Here's something you should do.
Typically, when I'm going to start a project I work out a document that details the goal of the project. This gives me something to work with initially. If this project is for a client, we'll go over the document, and make changes as needed so that it will reflect what they want, initially.
After building the document I typically will build some use cases for project, based on the document. This gives me some idea as to how I want the application to behave, and how I will probably structure it as well. The other thing is that when building a use case you will typically find other optional or alternative use cases that you hadn't thought about. Note that optional != alternative. An optional use case is one which isn't required, but can be added without conflict. An alternative use case is one which when added precludes the use of another use case.
So you say to me, "But Washu, we've done all this work and still don't even have a single line of code to show for it!" This is true, but I have an idea now as to how the application should work. This is important, especially for the next stage, which would be prototyping the application.
A prototype, for me in many cases, is a throwaway prototype. Now, after the recent topic on the forums, I started looking at my older projects, and noticed that I tend to use a throwaway prototype a lot. The thing is, the prototype may have been thrown out, but artifacts developed during it's inception are not. Those artifacts typically go into a repository for reuse, either in their current form, or in a refactored form. This prototype is a good way to get client feedback, just be very sure that they understand that it's a prototype and that it has bugs, and is not representative of the final product. You must be very clear on that point, otherwise they can (and will) misinterpret your prototype.

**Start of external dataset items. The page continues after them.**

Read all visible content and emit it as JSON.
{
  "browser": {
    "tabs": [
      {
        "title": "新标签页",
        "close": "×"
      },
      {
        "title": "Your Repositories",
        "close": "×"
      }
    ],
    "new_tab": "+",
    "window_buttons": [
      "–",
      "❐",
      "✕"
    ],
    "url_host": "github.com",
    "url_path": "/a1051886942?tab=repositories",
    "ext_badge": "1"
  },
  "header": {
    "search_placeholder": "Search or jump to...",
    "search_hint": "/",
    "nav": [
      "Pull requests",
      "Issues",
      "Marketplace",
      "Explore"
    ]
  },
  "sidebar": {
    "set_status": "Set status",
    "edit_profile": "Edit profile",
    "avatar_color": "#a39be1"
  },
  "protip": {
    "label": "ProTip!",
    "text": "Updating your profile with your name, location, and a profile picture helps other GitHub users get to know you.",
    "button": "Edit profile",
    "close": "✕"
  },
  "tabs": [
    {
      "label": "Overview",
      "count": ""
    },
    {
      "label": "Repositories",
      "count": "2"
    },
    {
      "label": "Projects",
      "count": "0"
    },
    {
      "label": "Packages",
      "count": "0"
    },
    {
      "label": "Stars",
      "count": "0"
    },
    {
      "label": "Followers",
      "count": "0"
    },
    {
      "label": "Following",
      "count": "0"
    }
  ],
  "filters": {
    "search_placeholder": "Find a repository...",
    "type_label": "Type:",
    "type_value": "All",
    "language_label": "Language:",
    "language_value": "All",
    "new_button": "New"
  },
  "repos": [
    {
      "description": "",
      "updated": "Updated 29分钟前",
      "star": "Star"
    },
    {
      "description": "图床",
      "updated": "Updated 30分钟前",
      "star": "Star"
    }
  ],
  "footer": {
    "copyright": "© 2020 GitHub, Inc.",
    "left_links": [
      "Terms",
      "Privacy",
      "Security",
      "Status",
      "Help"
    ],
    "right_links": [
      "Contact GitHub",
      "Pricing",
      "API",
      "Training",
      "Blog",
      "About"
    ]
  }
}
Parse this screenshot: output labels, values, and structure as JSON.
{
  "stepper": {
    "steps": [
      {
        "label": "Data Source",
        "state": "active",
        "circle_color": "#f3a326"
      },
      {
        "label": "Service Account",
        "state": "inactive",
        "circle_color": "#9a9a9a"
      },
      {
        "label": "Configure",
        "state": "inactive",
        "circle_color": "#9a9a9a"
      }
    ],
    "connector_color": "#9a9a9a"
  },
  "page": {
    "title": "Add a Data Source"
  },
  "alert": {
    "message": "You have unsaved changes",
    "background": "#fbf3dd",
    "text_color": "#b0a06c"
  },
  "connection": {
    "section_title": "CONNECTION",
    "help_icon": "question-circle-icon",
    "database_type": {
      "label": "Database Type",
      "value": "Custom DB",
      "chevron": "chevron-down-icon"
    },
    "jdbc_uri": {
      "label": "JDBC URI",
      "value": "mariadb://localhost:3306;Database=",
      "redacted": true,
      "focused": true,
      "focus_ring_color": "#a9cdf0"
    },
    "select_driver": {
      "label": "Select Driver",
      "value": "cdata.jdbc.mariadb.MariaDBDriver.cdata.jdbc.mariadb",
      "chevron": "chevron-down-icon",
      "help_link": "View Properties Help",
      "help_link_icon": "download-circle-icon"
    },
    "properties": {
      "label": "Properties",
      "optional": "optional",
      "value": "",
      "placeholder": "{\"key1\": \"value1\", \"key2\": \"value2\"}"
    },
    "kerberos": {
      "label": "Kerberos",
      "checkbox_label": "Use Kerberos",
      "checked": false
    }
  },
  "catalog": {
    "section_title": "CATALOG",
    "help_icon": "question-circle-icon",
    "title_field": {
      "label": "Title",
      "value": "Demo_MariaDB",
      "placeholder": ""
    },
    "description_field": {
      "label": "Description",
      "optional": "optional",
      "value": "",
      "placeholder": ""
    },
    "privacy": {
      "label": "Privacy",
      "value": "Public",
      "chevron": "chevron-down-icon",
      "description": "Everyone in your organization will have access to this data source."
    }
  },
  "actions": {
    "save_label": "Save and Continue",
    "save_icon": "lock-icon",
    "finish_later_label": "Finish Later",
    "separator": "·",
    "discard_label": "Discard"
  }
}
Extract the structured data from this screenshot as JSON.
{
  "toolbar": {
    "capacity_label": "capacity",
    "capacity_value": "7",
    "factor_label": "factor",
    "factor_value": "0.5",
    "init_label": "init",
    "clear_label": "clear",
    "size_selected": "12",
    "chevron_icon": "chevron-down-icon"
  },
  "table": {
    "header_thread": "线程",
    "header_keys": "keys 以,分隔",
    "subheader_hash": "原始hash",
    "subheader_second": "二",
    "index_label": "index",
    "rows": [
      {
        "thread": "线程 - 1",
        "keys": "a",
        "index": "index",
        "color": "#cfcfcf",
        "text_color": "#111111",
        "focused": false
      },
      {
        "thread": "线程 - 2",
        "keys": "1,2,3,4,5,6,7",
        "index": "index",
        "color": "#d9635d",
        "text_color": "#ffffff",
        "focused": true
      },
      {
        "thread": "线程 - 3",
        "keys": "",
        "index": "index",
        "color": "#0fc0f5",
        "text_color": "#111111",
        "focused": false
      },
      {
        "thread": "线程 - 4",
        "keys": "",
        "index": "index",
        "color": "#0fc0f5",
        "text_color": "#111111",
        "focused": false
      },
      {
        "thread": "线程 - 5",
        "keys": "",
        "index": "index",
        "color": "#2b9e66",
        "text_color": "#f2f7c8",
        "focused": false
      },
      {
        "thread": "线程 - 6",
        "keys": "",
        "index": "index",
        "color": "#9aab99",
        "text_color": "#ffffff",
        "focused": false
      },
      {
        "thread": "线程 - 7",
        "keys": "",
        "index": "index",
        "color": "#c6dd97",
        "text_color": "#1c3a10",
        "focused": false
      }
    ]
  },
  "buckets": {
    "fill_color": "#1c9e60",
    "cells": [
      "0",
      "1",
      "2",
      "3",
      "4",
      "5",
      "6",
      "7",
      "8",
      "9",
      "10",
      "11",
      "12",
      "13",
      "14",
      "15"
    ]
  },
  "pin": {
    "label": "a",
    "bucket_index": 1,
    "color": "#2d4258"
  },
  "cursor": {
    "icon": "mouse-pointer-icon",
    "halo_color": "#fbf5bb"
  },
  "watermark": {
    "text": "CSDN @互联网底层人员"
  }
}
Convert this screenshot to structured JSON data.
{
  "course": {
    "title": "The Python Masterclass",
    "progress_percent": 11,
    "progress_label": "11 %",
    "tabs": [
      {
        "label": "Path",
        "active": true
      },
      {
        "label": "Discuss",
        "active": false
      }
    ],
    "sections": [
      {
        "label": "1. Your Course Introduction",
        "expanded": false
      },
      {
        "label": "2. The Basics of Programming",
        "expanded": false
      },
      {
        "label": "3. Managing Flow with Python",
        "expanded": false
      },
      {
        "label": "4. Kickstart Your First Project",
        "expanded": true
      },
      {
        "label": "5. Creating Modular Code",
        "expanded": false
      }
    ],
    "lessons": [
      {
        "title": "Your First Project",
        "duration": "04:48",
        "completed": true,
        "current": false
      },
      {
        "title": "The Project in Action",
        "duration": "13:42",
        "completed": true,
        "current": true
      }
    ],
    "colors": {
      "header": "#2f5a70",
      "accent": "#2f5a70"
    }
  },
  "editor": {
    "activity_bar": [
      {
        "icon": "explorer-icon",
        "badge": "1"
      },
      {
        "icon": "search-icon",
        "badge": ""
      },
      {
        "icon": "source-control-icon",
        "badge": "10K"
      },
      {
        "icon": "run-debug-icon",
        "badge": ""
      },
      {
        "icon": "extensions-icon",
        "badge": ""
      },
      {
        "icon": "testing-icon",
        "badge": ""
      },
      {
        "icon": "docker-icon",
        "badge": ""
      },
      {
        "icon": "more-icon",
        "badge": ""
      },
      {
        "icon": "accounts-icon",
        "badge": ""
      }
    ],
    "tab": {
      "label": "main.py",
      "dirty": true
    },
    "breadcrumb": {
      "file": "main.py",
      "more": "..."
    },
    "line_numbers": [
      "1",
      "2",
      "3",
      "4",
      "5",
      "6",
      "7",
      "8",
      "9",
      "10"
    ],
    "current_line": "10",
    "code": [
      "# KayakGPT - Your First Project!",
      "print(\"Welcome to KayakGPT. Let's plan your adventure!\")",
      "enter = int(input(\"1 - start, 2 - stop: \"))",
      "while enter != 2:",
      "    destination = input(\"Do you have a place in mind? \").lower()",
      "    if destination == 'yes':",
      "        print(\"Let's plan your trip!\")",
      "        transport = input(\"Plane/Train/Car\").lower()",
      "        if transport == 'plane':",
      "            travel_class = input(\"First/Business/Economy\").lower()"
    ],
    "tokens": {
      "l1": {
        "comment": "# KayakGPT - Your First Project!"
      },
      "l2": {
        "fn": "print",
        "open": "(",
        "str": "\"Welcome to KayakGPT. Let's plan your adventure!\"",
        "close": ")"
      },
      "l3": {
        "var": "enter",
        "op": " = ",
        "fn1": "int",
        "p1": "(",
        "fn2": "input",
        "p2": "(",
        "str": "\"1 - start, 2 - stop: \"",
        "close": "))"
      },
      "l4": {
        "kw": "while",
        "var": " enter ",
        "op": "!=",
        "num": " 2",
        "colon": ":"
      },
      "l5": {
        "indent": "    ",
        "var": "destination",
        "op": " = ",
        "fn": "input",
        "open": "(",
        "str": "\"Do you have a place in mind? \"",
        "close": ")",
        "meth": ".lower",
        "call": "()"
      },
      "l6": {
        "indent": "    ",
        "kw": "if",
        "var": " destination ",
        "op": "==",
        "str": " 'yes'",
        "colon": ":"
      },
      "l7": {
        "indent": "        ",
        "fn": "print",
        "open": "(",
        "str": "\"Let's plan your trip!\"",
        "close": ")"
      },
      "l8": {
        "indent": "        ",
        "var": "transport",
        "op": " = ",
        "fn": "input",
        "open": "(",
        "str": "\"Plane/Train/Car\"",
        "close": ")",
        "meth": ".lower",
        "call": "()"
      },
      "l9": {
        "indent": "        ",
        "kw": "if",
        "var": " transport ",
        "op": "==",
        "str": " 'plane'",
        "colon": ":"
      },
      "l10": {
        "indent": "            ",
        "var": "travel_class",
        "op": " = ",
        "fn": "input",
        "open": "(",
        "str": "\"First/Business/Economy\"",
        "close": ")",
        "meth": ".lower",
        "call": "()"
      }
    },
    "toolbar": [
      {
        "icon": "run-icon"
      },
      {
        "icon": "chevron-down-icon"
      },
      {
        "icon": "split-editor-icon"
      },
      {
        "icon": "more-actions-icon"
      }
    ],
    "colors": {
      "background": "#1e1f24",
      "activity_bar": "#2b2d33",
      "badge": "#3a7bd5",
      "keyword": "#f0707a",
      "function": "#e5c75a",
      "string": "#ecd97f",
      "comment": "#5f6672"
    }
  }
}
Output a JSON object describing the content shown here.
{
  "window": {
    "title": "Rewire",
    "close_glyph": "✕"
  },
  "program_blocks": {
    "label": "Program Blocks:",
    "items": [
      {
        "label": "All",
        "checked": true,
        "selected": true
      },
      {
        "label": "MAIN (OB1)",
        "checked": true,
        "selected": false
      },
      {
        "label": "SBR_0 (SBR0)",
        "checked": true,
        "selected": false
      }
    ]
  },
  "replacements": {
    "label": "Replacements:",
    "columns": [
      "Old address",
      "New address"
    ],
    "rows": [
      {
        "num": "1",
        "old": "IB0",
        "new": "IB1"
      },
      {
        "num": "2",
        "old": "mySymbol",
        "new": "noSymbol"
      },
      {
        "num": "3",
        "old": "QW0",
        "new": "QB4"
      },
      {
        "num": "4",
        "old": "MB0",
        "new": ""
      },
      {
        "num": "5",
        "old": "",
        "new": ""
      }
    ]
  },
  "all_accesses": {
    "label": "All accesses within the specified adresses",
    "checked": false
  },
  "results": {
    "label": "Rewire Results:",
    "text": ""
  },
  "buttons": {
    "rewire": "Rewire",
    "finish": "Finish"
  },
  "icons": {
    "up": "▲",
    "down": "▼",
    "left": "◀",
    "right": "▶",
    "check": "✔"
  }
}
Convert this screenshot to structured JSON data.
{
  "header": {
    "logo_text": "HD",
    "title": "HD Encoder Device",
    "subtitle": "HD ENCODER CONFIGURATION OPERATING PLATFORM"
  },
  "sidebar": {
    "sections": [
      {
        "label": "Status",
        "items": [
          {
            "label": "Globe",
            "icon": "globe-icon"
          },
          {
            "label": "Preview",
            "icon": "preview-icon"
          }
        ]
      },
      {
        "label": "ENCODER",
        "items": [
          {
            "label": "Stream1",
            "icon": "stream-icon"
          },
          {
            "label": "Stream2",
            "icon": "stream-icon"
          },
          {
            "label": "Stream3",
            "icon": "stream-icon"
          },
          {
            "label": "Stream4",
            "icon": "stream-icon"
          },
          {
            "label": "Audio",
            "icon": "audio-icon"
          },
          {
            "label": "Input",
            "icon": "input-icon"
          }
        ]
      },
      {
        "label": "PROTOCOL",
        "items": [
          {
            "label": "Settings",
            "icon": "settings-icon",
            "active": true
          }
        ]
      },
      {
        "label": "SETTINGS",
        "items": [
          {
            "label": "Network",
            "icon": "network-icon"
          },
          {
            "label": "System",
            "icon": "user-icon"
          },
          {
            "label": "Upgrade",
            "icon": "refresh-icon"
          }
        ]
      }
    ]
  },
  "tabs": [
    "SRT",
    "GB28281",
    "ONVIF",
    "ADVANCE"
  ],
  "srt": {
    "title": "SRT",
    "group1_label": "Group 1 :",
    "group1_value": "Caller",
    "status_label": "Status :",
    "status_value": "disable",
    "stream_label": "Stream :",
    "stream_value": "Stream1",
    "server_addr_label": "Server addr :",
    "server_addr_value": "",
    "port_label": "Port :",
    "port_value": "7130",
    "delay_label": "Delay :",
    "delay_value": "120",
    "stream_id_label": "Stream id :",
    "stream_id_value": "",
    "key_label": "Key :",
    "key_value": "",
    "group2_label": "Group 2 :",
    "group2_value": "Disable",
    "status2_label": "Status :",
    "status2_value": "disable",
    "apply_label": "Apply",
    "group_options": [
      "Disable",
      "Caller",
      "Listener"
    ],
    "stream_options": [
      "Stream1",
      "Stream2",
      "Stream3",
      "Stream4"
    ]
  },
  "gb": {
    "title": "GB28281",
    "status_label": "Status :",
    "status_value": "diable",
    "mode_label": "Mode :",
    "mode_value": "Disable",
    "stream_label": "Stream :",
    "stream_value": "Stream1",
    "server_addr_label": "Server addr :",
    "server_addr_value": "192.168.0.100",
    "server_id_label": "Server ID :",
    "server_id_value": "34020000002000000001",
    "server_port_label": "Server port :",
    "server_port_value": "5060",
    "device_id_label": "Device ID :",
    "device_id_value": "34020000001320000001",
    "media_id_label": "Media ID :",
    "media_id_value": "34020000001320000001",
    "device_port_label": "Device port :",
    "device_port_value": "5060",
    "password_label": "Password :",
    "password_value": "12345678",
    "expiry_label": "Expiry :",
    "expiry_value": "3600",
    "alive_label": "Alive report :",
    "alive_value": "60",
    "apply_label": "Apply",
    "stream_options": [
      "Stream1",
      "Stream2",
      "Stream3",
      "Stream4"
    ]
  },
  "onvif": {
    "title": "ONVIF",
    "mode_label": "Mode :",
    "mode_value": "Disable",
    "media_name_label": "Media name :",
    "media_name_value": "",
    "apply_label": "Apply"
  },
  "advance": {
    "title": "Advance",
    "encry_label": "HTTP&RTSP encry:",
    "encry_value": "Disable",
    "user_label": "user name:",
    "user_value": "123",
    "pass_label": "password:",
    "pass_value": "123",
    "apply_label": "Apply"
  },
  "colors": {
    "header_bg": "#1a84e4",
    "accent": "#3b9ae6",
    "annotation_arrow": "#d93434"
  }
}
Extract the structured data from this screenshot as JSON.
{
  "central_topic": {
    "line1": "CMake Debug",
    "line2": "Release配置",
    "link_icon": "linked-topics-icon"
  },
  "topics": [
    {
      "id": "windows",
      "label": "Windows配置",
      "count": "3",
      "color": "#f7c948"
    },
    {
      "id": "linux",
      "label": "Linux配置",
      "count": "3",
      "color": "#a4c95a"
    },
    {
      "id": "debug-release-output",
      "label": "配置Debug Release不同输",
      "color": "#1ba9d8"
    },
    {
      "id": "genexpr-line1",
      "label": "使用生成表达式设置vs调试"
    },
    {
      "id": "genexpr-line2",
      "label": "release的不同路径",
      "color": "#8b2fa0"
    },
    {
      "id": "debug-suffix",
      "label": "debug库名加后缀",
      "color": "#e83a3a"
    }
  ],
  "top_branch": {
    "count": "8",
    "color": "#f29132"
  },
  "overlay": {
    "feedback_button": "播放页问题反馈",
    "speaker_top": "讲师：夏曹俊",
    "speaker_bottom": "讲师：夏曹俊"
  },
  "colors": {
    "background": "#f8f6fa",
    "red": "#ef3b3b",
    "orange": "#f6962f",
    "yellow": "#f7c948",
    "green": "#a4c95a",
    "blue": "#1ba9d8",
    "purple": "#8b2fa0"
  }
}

The prototype is also useful because it will typically reveal some optional or alternative use cases that I did not think about in my initial design. You find these both through client feedback and through just the development of the prototype application.
Developing a Prototype
Gotta be careful here, you must always remember that this IS just a prototype. Spending too much time on it will mean you'll have to rush for the real thing. The goal here isn't to build a fully functional application, but to build something for the client to give you some feedback on.
First things: Use TDD. This will save you in the debugging arena. While I've seen arguments for and against TDD, I will say this: I have never been let down when using it. It has saved me from making stupid bugs, and it has saved me in finding some of the most complex and horrifying bugs you can imagine (Things like the program reporting the incorrect amount of memory usage when the day ends in a 6 and the week was odd, and yes, that was a real bug).
Secondly, build a design up front. I typically do it from a high level down, usually designing how the systems interact, then going lower from there. I, however, never drop below the component level. I have reasons for this, but I'll get to that later. Note that the design you come up with will evolve as you write the prototype, and that the components you build will end up in the repository. Those components, and even entire systems if you can, are known as artifacts. The advantage here is twofold, firstly you are getting feedback from the customer, which will help to direct the development of the final application. Secondly, you are building components that will end up being used in the final application, and if you're lucky, in other applications.
Now, I mention that the prototype shouldn't have a whole lot of time spent on it removing the bugs. That isn't to say that you shouldn't remove bugs, it's just that you shouldn't attempt to work out all of them. It should be mostly wrinkle free though, especially if you have practiced TDD and refactoring.